Always on the lookout for something new and exciting at the indoor market, I happened upon these little beauties today and just had to have them! But I did it all for you fine people! I saw them... red the sign saying "blood lime" and grabbed a couple of handfuls of these cumquat-sized fruits... and then saw the second sign, saying that they cost €1.50 each! Zoiks! That is more than 4 times the price of regular lime! So I just picked up 3 of them- haha... better to test them first of course... which is exactly what I did!
And without beating about the bush too much my dear reader- I have to tell you... that they are not worth all of that money by any stretch of the imagination... but they are an eye-catcher in any case! I asked if you could eat them peel and all, as is the case with cumquats, but was told "I don't think so". Well I DID, (after using a little trick) and I am still here to tell the tale! And the tale goes like this...
Obviously, there is not enough juice in these lovely little fruit to make them worth cooking with, so I used regular lime to make the cream. First of all, I grated the zest of 1 lime very finely and squeezed the juice, which I then added to a good handful of mint and 1 tablespoon of Stevia. I put these into a small saucepan and added 2 cups of milk and boiled it for 5-6 minutes, until it became infused with all of the flavors. I removed the leaves and added 1 sheet of gelatine and kept stirring until it was completely dissolved.
Once it was cool, I poured the milk into a bowl and added 4 tablespoons of cheese curds, but you can replace this with any kind of cream cheese you may prefer. I whisked it at the highest setting for at least 5 minutes... after which time all traces of "graininess" in the texture become eliminated and you are left with a smooth and velvety cream. If you are happy baking- feel free to make yourself a nice shortcrust pastry bake... but if you are like me, use a pre-made, individual crust and then fill it with the lime cream. Easy!

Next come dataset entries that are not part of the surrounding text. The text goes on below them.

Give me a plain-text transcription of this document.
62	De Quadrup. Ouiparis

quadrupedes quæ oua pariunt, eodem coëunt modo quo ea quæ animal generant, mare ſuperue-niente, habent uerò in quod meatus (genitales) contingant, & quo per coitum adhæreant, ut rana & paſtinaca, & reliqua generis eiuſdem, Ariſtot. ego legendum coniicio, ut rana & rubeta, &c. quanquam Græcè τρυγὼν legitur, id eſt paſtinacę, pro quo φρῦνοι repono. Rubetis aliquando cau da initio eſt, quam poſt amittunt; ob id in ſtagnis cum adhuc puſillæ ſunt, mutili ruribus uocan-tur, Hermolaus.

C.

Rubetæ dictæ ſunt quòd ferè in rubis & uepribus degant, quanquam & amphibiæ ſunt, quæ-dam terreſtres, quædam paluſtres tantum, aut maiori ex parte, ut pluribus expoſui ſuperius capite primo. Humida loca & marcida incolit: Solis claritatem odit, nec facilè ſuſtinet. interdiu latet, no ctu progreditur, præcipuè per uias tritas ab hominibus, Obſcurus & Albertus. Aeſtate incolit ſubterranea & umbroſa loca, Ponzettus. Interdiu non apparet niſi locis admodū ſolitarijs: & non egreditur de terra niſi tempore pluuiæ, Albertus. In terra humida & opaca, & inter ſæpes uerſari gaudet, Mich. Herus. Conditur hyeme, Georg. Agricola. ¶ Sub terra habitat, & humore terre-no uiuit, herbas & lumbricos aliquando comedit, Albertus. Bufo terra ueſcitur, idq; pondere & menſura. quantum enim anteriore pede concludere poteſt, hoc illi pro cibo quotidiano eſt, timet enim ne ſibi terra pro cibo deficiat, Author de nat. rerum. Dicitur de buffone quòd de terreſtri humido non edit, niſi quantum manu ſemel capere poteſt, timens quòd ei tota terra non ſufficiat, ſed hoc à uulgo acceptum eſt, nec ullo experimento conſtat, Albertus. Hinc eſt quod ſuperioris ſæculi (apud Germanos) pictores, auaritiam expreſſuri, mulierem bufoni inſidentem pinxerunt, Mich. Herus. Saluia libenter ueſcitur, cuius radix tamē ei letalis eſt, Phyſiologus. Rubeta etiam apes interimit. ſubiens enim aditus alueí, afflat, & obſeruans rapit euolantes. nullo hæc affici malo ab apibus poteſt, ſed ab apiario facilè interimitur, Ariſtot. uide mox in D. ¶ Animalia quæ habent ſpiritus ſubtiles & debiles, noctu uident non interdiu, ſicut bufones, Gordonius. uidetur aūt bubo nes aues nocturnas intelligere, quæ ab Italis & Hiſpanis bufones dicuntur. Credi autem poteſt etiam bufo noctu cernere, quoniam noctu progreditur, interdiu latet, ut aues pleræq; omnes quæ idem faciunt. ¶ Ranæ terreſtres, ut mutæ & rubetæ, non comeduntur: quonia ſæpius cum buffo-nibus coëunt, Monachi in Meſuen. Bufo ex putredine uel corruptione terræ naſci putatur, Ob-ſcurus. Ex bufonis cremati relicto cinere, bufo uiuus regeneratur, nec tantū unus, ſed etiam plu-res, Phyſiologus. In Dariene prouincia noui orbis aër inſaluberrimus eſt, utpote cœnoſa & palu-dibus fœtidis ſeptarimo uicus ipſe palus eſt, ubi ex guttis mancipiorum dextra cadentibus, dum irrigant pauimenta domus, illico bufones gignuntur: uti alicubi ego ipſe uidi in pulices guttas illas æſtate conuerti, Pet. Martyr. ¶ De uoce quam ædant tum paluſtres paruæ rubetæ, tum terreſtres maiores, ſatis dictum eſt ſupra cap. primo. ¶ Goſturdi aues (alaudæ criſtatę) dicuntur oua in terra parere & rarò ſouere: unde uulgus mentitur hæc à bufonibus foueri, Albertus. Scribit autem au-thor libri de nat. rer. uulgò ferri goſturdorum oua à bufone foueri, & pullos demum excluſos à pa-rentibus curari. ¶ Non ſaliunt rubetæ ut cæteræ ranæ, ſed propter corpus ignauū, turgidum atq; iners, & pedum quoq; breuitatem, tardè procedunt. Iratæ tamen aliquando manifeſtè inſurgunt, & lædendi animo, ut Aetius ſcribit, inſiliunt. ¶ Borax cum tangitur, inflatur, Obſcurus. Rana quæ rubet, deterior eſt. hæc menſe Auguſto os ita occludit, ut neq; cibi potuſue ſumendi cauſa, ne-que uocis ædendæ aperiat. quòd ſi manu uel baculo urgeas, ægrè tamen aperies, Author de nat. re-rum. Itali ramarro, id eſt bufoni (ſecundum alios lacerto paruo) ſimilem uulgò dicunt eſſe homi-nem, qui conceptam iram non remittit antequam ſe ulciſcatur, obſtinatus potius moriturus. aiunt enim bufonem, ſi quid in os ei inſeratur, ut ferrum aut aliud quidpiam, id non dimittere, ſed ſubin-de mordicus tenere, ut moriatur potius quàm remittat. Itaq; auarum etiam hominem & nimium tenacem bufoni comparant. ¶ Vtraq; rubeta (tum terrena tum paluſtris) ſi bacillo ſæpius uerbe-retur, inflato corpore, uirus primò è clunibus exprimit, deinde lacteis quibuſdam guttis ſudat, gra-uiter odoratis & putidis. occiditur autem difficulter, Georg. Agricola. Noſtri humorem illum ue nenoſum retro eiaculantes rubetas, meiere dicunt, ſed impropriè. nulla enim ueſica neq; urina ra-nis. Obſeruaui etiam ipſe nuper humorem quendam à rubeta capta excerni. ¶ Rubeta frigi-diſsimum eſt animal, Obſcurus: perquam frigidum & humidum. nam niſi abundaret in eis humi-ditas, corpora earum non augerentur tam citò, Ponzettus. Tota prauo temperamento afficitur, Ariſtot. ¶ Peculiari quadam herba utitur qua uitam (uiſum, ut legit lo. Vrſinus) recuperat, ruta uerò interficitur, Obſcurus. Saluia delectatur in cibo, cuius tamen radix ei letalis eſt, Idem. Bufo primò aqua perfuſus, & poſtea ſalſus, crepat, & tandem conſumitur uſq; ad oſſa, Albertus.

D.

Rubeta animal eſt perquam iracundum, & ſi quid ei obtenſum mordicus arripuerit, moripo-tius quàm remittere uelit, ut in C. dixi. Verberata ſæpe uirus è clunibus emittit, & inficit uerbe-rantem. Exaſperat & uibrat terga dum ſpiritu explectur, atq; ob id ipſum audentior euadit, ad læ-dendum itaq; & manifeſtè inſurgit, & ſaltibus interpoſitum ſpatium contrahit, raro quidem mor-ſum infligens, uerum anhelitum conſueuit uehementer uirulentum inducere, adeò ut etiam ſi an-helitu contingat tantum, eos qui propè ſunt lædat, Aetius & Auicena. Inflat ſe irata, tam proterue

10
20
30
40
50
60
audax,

As for the blood lime- what I did in order to be able to eat the peel, was was to quickly "blanche" the lime first in boiling water that I had sugared pretty heavily, for just 2-3 minutes. This takes care of any possible harmful agents in the peel, goes to soften it slightly and also of course reduces the acidity. And do remember of course that this was purely made for the eye of the beholder and is in no way essential to making this dish! But if you want to use the little "blood" lime, slice it into the thinnest slices you can manage and you should have no problems!
Add the slices as a garnish and chill for 2-4 hours, after which time the cream will have set and the flavors in the cream will have become more intense. Which only leaves for you all to enjoy it! And I sure hope that you do!